Eithne Strong

1923–1999 / Limerick, Ireland

Gaspé to Ottowa

That was Wednesday and after days
we were coming back,
the evening sending up its warmed haze.
On our right a track,

a brittle sweep of acceptable gold,
the sun across that river
wide as a sea. I, queerly sad,
felt, improbably, a leaving. Goodbye river.

Vast, old, so old; it said what it said:
I would have liked a long flow
of the impossible - our driver sped -
to know what, to know.

Our driver sped. I was thinking
- illogical knife - Is it the last time
for this and this - you sleeping -
the last time?

And then your sleeping was a threat.
Unimpressed, but plainly vulnerable you were,
not having been able to simulate
a constitution remaining in interested gear.

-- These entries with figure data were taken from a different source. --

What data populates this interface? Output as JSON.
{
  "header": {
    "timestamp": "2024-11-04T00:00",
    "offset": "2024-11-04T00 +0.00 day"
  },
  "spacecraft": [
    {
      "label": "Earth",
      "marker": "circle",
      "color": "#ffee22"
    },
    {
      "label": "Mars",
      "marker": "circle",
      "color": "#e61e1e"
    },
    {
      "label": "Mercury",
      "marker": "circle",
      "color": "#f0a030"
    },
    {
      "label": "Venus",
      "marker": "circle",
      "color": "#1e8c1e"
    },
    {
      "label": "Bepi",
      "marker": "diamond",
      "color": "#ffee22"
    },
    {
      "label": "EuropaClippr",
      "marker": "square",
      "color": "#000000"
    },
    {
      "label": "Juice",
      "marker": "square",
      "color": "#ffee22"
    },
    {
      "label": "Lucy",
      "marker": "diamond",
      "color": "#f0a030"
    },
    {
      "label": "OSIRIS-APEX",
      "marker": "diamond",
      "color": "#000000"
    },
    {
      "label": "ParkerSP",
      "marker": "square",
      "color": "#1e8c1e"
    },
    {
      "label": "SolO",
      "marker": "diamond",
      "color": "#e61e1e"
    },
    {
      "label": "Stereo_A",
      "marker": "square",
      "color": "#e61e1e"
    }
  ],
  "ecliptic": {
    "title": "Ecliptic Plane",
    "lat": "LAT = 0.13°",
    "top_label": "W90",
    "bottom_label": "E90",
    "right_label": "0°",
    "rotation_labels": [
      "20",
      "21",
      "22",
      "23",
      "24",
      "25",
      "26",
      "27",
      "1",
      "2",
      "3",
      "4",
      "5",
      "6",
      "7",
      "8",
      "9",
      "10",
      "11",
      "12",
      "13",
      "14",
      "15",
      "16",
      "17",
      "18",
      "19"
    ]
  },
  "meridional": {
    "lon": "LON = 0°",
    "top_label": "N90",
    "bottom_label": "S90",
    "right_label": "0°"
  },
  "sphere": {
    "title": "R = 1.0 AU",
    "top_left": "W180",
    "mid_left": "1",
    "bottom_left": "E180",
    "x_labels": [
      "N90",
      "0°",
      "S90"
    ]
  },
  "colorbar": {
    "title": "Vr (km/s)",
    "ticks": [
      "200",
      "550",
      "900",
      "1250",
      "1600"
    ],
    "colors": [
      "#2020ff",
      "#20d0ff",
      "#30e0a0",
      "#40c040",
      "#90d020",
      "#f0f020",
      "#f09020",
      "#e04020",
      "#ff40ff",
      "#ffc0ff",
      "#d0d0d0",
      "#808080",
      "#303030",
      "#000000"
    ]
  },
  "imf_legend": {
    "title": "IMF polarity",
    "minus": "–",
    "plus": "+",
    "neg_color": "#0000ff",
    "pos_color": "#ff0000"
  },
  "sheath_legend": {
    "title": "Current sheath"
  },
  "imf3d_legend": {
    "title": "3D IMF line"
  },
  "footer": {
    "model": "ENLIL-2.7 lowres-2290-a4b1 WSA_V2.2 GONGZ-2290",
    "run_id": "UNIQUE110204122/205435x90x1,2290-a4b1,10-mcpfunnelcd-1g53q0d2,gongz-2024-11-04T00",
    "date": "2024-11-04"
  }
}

Drained by such persistent panorama,
you did not see nor care
that we were coming back this different way
with, on our right, the splendid water.

Following us always on the left, repeated flight
of silver things, flashing an imaginable history -
silo towers, thin spires, new roofs - their light
the aluminium glint of Canada.

Its dark force of northern heights was cobwebbed later
and queerly sad. The river had said
what it said. I, remembering now, know nothing better:
not this nor this . .. and now you are dead.